Chapter 2: Fools and Their Money

53 Summer, 1034

Year 11

Aziza squeezed tightly through the narrow window, feet dangling precariously over the twenty foot drop down to the street. Her body twisted and writhed as she wormed her way through the opening, shoulder dislodged from where she had to pop it from its socket on the way in. It wasn't new to her, being in such a position, and her stomach no longer twisted and clenched as she glanced down to see there was nothing to catch her for a good twenty feet down the inside of the wall.

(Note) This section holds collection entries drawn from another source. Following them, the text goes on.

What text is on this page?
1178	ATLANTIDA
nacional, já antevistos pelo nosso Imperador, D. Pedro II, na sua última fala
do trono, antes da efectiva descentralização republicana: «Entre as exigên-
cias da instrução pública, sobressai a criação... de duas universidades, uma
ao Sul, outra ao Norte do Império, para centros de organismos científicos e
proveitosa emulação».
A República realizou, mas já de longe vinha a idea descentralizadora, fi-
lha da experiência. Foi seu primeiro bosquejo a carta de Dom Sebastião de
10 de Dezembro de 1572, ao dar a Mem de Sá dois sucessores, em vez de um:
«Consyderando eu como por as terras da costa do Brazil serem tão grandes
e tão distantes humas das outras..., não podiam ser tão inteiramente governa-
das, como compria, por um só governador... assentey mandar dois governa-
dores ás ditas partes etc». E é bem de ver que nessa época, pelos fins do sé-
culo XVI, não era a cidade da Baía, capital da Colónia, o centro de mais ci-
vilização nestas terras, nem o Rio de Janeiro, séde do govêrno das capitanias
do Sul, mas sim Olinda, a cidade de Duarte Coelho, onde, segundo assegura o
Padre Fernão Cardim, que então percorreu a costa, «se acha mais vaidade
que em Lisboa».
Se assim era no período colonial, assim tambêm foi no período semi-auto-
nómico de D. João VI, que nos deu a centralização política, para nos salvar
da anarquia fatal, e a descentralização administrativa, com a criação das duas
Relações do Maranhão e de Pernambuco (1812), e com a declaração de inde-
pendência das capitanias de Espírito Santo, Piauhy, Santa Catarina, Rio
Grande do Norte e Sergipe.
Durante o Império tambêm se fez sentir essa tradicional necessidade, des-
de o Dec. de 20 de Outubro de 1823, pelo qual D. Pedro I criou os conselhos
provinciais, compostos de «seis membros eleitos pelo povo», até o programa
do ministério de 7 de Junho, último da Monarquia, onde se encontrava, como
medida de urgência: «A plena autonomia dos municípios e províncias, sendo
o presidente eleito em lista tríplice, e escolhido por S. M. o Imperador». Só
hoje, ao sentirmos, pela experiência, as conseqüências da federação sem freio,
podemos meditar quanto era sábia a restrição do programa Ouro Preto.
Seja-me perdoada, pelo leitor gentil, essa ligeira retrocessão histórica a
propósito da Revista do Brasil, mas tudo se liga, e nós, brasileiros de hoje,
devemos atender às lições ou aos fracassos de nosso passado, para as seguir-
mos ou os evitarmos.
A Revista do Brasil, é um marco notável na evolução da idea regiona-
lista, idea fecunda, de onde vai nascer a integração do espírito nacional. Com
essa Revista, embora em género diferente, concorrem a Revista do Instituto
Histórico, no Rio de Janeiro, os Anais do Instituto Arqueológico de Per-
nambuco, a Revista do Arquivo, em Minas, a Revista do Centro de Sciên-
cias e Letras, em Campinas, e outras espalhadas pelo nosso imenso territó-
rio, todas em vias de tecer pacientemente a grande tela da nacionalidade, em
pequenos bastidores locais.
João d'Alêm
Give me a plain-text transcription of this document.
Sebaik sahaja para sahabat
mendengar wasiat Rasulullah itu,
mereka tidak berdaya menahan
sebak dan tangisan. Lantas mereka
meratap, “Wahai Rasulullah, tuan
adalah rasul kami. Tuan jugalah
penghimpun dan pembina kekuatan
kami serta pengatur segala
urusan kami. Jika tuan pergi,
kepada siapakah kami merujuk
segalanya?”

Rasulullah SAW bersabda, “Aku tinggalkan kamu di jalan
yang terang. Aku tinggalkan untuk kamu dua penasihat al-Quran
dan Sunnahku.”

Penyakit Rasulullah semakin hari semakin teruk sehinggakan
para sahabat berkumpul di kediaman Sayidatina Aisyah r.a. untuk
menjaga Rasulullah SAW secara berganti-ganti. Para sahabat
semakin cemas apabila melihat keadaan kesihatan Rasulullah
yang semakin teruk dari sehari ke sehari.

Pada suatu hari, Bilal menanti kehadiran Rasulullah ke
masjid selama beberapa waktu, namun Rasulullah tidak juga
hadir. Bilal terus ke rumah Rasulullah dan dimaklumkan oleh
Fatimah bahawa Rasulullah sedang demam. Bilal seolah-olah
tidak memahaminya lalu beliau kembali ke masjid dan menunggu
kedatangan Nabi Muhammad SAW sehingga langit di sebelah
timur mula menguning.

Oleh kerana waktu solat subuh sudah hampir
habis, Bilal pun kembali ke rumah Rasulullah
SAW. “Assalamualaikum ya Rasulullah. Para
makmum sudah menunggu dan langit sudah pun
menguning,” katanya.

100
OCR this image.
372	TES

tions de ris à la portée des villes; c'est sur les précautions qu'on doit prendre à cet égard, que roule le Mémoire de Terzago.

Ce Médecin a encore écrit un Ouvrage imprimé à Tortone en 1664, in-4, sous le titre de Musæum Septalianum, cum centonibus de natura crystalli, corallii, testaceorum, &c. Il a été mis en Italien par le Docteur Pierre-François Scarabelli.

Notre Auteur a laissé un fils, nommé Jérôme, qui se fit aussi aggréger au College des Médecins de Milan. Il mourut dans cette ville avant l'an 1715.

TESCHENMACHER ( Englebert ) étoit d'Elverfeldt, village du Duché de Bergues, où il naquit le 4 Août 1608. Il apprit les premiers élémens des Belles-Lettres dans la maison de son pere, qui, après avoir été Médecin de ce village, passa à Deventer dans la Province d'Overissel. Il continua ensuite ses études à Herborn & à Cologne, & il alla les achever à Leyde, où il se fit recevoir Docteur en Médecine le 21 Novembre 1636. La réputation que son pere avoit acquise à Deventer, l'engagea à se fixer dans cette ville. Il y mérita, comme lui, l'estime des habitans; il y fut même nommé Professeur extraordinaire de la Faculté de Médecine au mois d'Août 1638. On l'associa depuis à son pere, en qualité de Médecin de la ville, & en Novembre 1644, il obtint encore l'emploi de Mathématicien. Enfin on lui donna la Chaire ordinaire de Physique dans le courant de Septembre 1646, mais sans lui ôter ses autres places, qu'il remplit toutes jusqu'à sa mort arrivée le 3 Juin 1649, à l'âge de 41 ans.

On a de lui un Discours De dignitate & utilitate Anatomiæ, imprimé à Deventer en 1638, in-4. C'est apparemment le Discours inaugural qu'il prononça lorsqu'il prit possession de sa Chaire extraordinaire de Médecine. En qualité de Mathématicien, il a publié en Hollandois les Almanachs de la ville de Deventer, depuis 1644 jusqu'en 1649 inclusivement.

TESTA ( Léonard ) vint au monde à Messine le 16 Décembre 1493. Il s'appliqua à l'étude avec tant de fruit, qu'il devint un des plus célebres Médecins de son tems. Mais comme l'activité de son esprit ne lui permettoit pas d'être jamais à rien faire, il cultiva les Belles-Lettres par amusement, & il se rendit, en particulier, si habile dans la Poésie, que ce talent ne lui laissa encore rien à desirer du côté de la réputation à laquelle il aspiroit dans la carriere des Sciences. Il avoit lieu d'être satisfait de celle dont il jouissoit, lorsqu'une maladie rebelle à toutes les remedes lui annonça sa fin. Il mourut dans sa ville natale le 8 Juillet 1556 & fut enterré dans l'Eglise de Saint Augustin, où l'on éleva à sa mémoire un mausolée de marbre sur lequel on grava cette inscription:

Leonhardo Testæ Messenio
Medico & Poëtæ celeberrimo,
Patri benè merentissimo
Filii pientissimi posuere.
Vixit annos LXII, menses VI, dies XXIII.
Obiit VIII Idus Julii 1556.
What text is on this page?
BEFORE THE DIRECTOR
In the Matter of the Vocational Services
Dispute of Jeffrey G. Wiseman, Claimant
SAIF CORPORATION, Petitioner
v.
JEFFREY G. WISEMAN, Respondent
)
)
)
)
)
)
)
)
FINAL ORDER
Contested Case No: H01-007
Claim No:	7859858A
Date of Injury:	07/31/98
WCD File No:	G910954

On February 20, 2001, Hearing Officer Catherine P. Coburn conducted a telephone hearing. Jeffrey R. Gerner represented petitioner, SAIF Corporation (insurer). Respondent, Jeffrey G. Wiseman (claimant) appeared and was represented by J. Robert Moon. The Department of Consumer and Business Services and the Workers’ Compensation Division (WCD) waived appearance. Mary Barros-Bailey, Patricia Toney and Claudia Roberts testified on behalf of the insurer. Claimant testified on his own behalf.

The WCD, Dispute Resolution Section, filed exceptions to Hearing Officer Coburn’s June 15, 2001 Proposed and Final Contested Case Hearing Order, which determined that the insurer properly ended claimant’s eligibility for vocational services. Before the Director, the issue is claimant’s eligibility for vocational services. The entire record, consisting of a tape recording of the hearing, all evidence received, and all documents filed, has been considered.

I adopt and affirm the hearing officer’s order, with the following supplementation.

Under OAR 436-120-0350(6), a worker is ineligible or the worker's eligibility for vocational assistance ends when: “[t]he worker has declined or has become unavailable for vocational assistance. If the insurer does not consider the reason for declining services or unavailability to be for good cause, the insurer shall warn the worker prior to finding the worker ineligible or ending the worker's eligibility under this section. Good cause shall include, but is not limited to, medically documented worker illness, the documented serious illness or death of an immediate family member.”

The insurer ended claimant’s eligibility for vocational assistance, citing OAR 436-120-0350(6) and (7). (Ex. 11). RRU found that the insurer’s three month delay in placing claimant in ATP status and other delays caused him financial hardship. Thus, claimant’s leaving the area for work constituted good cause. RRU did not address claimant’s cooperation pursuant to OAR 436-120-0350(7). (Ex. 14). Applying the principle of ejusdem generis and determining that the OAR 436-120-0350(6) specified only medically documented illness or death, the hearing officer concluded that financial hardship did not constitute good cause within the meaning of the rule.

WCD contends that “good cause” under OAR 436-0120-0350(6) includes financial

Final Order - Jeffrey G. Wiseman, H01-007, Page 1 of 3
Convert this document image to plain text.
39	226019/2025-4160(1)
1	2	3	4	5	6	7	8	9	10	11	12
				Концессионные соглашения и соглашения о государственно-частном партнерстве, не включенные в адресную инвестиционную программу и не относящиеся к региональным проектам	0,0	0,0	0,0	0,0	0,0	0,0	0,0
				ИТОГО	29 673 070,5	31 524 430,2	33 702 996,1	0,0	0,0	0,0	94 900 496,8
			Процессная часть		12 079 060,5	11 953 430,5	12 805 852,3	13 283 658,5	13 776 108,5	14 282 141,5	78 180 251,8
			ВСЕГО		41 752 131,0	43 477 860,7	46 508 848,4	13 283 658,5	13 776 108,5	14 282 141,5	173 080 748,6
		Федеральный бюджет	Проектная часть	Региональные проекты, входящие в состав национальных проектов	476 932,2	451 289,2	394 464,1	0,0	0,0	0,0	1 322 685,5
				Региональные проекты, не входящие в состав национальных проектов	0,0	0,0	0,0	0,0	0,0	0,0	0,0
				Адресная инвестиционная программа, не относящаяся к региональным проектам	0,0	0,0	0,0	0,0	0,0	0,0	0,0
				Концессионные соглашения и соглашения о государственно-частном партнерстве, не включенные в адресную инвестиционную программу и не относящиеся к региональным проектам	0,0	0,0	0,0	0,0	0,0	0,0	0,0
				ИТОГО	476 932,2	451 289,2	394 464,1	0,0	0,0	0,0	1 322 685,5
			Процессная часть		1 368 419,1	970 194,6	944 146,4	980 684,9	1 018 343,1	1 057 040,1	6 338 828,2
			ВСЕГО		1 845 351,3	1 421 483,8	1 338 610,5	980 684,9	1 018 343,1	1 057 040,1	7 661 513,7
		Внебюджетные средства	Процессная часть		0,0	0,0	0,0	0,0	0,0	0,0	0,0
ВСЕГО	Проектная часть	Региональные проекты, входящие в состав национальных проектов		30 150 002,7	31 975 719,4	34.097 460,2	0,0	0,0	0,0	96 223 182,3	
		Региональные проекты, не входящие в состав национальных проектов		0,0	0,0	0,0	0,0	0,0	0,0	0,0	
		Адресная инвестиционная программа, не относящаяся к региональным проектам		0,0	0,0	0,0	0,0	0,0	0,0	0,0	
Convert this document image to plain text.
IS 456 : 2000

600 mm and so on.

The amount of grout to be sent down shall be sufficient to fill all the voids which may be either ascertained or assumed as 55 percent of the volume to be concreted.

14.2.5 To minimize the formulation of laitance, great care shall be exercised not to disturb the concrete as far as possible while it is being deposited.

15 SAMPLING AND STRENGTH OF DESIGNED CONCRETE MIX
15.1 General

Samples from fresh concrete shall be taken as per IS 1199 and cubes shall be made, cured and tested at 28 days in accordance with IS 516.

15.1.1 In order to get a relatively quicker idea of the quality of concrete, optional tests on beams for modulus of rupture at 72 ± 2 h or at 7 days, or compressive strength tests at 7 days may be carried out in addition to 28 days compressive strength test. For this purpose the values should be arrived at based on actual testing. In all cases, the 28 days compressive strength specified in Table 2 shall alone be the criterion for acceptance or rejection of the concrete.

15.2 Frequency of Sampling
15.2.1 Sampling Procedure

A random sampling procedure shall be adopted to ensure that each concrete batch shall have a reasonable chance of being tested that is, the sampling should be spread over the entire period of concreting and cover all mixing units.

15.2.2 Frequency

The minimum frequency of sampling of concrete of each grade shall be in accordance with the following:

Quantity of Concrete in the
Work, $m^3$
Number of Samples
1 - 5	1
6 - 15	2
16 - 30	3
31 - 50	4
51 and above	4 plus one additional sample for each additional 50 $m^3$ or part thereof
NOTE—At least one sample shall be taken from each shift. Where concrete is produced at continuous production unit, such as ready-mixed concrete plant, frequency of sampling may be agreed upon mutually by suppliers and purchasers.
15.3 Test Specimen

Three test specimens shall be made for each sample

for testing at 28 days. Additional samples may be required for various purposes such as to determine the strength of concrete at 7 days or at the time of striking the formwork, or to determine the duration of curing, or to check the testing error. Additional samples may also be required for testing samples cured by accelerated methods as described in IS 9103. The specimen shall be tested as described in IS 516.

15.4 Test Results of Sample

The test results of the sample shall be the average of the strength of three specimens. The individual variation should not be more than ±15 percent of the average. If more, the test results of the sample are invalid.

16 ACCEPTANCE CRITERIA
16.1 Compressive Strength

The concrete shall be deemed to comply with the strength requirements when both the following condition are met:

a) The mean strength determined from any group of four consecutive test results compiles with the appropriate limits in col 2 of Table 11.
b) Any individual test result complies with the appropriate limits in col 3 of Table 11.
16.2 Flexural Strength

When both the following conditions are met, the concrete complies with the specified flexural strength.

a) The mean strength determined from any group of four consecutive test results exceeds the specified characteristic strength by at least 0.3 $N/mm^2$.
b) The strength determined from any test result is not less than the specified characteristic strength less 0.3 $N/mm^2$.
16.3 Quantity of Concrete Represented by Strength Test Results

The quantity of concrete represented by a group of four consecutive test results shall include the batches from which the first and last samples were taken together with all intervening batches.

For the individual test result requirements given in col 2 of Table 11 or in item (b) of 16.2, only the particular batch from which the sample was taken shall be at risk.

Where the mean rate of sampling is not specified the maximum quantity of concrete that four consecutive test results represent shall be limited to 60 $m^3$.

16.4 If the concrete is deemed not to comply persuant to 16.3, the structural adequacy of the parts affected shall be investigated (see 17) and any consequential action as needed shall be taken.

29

She thought wistfully of her bed back at the orphanage, of the hour of tutelage she had been given with the other children, and the cold but oh so filling stew she had been served before the sun had set. She longed to dodge back out the way that she came, to go back to its warm interior and the laughter of her friends, but she knew there was no path to her left but forward. It was her nightly jaunts with the men of the underside gangs that was, in no small part, keeping food on the table and the fire lit in the stove. And though for all appearances she was still not more than a little elven child, barely grown half a knuckle from when she first arrived on the steps, she felt the burden of the tiny lives within the familiar walls of her home on her shoulders even as wriggled ever forward.

Finally squeezing the last bits of her small hips through the frame, she twisted her body and rolled on her back to freefall down twenty feet. Though her right arm absorbed some of the impact, she found herself falling, as per usual, directly on the side of her face. Rolling her weight onto the flaccid socket of her left shoulder, she turned the rest of her body downward, slapping the ground with her right hand as her bones came to hit the granite floor of the building. It phased her, the impact. It wasn't something she suspected that she would ever be used to, but after a few moments of clearing her head she took her left arm in her right and twisted it back into its socket with a practiced slirp.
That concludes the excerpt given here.